The Solar Mass Ejection Imager satellite (SMEI), launched by the U.S. Air Force in January 2003, tracks giant bubbles of energized particles as they belch off the sun. Auroras usually occur when the most energetic of those particles flow down Earth’s magnetic field and collide with atmospheric atoms such as oxygen and nitrogen, which then emit light.
This process was thought to occur only at altitudes below about 60 miles, where there are enough atoms to produce a visible glow. But while poring over SMEI data collected during a solar outburst last May, research physicist Andrew Buffington of the University of California at San Diego and his collaborators noticed intense lights more than 500 miles above Earth—450 miles higher than most of the auroras visible from the ground. Subsequent solar storms produced a similar high-altitude show.

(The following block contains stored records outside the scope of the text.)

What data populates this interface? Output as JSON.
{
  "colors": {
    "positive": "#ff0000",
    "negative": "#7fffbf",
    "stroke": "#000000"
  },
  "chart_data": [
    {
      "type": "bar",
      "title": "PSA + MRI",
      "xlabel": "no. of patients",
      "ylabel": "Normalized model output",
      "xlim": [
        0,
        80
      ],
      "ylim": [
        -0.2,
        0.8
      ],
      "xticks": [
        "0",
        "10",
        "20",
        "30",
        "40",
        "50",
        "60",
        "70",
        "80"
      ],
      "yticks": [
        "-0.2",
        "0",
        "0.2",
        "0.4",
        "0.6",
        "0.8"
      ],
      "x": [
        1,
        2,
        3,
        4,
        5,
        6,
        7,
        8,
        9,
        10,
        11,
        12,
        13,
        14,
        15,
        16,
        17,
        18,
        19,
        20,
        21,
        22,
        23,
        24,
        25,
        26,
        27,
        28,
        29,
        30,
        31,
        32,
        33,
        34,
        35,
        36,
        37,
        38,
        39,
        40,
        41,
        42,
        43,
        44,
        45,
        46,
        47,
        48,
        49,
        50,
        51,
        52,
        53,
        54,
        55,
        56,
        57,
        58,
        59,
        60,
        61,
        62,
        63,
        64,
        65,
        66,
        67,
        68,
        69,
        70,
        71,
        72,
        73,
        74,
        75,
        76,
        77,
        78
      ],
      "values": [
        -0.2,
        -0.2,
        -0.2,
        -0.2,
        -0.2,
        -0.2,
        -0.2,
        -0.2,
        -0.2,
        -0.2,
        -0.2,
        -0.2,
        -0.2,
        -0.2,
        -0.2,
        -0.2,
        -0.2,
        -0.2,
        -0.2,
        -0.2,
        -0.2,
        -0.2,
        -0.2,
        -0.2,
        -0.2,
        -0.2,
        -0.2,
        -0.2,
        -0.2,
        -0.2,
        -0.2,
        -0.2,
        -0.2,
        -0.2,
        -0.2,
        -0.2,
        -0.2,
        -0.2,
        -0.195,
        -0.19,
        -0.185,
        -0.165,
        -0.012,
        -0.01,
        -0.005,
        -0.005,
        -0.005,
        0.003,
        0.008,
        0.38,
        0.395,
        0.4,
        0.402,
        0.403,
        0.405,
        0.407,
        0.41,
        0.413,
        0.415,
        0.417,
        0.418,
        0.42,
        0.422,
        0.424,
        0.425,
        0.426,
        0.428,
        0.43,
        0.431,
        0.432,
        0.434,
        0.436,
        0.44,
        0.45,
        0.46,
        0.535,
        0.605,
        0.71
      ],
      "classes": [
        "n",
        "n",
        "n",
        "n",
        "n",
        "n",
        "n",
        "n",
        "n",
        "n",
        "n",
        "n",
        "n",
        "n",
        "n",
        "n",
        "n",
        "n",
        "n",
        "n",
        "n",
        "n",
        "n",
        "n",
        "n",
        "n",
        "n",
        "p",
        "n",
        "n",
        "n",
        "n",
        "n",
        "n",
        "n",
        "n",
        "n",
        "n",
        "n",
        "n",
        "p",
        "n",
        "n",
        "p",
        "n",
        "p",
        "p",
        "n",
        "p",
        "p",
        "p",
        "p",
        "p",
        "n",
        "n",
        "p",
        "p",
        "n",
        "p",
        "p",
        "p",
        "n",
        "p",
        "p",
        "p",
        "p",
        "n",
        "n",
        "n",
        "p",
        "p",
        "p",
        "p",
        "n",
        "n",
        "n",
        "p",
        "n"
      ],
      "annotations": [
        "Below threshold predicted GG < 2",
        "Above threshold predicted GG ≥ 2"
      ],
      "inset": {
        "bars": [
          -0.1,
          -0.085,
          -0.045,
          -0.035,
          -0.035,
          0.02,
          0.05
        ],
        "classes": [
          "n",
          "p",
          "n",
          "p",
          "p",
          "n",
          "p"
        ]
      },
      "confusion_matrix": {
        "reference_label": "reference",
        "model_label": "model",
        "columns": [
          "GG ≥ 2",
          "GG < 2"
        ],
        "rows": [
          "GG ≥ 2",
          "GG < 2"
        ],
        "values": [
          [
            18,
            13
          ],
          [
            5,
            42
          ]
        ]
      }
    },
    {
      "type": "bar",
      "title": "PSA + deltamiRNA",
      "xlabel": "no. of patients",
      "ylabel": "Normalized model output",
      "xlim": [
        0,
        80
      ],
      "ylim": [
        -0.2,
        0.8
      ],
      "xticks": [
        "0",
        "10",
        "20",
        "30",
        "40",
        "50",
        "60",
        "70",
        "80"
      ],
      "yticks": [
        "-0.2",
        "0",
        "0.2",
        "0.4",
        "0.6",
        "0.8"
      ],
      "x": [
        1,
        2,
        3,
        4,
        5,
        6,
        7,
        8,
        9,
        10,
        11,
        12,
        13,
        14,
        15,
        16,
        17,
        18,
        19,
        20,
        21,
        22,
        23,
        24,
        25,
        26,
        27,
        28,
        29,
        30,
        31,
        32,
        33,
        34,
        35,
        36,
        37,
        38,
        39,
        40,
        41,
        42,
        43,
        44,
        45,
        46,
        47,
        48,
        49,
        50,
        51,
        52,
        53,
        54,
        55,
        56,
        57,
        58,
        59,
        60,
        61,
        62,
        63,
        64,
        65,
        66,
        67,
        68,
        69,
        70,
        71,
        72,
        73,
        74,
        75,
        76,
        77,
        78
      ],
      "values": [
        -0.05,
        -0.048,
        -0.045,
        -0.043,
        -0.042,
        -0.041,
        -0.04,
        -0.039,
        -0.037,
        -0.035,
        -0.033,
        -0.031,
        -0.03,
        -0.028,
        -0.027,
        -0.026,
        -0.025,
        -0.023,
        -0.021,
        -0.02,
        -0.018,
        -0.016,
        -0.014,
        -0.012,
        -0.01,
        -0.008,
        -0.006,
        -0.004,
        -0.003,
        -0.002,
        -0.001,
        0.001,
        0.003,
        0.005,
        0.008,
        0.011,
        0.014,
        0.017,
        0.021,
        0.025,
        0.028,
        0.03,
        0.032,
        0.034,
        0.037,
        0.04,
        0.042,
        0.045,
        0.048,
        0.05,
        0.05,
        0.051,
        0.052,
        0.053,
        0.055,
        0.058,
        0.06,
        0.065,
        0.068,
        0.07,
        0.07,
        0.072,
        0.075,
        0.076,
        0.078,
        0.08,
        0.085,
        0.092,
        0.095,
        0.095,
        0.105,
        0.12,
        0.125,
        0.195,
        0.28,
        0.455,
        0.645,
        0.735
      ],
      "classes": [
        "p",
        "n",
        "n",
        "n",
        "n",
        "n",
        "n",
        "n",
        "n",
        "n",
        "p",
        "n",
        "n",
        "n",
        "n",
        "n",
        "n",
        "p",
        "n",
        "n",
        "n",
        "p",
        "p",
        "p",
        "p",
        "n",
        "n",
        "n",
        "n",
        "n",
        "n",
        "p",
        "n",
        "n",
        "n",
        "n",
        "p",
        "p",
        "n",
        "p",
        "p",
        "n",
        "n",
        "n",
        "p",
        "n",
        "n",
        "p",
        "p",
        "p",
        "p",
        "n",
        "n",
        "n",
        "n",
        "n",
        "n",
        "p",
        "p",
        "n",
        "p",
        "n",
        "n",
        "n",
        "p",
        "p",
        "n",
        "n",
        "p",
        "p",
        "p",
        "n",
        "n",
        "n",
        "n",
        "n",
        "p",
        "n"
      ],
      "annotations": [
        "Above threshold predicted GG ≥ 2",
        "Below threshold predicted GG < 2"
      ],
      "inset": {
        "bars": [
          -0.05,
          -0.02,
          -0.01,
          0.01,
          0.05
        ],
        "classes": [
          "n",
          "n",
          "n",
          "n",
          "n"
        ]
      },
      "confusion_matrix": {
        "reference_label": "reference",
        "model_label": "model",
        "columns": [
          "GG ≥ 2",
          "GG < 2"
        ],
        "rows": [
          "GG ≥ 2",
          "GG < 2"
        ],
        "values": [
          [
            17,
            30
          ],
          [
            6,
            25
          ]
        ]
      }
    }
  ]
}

Buffington is perplexed by the cause of the glow, which seems to have a lacy structure and may be reddish in color (SMEI doesn’t have the filters that would tell for sure). One idea is that energized ion plumes may be blasting up from the lower atmosphere and infusing the upper atmosphere with aurora-producing charged particles. Solar physicist Bernard Jackson of UCSD, head scientist on the SMEI mission, says that the new aurora could also merely be the wispy outer fringes of more conventional aurora, too faint to be seen either from the ground or with other instruments. “We just have a very sensitive instrument,” says Jackson. “My colleagues may not agree with this, though, since they think a new process may be involved. We are just beginning the study.”
Mystery aside, solar researchers actually find this new type of aurora a bit of a nuisance: “When there is a really bright aurora, about one-quarter of our image of the sun is wiped out, and we can’t see the coronal mass ejections,” Jackson says.